The research will appear in an upcoming issue of the journal Nano Letters, published by the American Chemical Society, the world's largest scientific society. One of the first toxicological studies of buckyballs, the research was published online by the journal on Sept. 11.
Buckyballs, whose chemical notation is C60, are hollow, soccerball-shaped molecules containing 60 carbon atoms. Their diameter is just one-billionth of a meter, or one nanometer, and their discovery at Rice in 1985 is widely regarded as an early milestone in the field of nanotechnology.
While buckyballs show great promise in applications as diverse as fuel cells, batteries, pharmaceuticals and coatings, some scientists and activists have raised concerns about their potential toxicity to humans and animals.
CBEN's study is the first cytotoxicity study of human cells exposed to buckyballs. Cytotoxicity refers to toxic effects on individual cells. The study found that even minor alterations to the surface of the buckyballs can dramatically affect how toxic they are to individual cells, and the researchers identified specific alterations that render them much less toxic.
"There are many cases where toxicity is desirable," said Vicki Colvin, CBEN director, professor of chemistry and chemical engineering, and the principal investigator for the research. "For example, we might want particles that kill cancer cells or harmful bacteria. In other cases -- like applications where particles may make their way into the environment -- toxicity is undesirable."
In the study, the researchers exposed two types of human cells to various solutions containing different concentrations of buckyballs. Four types of solutions were tested. One contained tiny clusters of smooth-surfaced buckyballs. In the other three, researcher s modified the buckyballs by attaching other molecules to their sides. Researchers measured how many cells died within 48 hours of exposure to each solution, and they repeated the tests until they found the exposure level for each that resulted in a 50 percent mortality rate.
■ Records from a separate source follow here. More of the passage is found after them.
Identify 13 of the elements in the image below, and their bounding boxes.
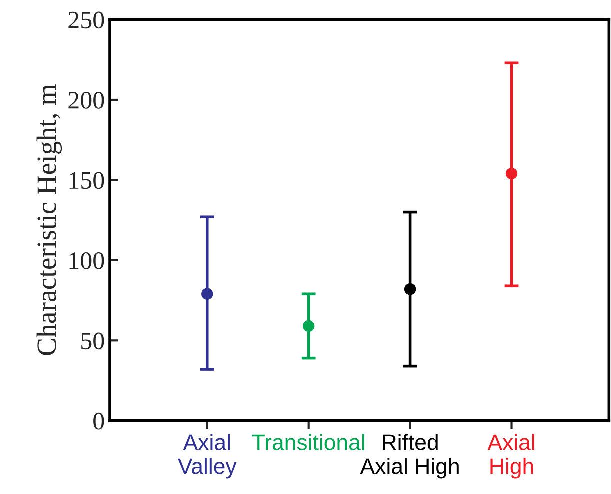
point <box>404 283 416 296</box>
y-tick-label: 100 <box>70 252 104 270</box>
point <box>202 288 214 300</box>
y-axis-title: Characteristic Height, m <box>36 84 62 356</box>
y-tick-label: 0 <box>94 412 104 430</box>
y-tick-label: 50 <box>82 332 104 350</box>
y-tick-label: 200 <box>68 92 104 109</box>
x-tick-label: Axial Valley <box>178 434 237 479</box>
y-tick-label: 250 <box>68 12 104 29</box>
point <box>303 320 315 332</box>
x-tick-label: Axial High <box>488 434 534 479</box>
y-tick-label: 150 <box>70 172 104 190</box>
point <box>506 168 518 180</box>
In general, the greater the degree of surface modification, the lower the toxicity. For example, the undecorated buckyballs showed the highest toxicity -- about 20 parts per billion-- while the least toxic proved to be buckyballs decorated with the largest number of hydroxyl side-groups. To achieve the equivalent level of toxicity as that of bare buckyballs, the researchers had to increase the concentration of these modified buckyballs by 10 million times to more than 5 million parts per billion.
"We're encouraged to see that controlling the surface properties of buckyballs allows us to dial the level of toxicity up or down, because making those kinds of modifications is something that chemists do every day in university research labs and in industry," Colvin said. "Moreover, we believe the technique can prove useful in tuning the toxicity of other nanoparticles."
The researchers postulate that cell death in the tests occurred via physical disruption of the cell membrane by oxygen radical species generated by the buckyballs.
Colvin and her colleagues emphasize that the study only fills in part of the puzzle regarding fullerene toxicity. For example, because cytotoxic studies look only at cells in culture, they don't tell scientists what happens inside the body, where cellular repair mechanisms, whole-organ and whole-body processes come into play.
"Cytotoxicity should not be confused with a full-fledged toxicological risk assessment," said Kevin Ausman, CBEN executive director and a co-author of the paper. "Risk assessments take into account exposure rates, uptake mechanisms, transport within the body and much more. Most often, cytotoxicity studies are used as indicators of whether more extensive toxicological study is needed. Based on our results we think buckyballs should be studied in more detail, and we're already working to arrange additional studies."
CBEN's research is funded by the National Science Foundation.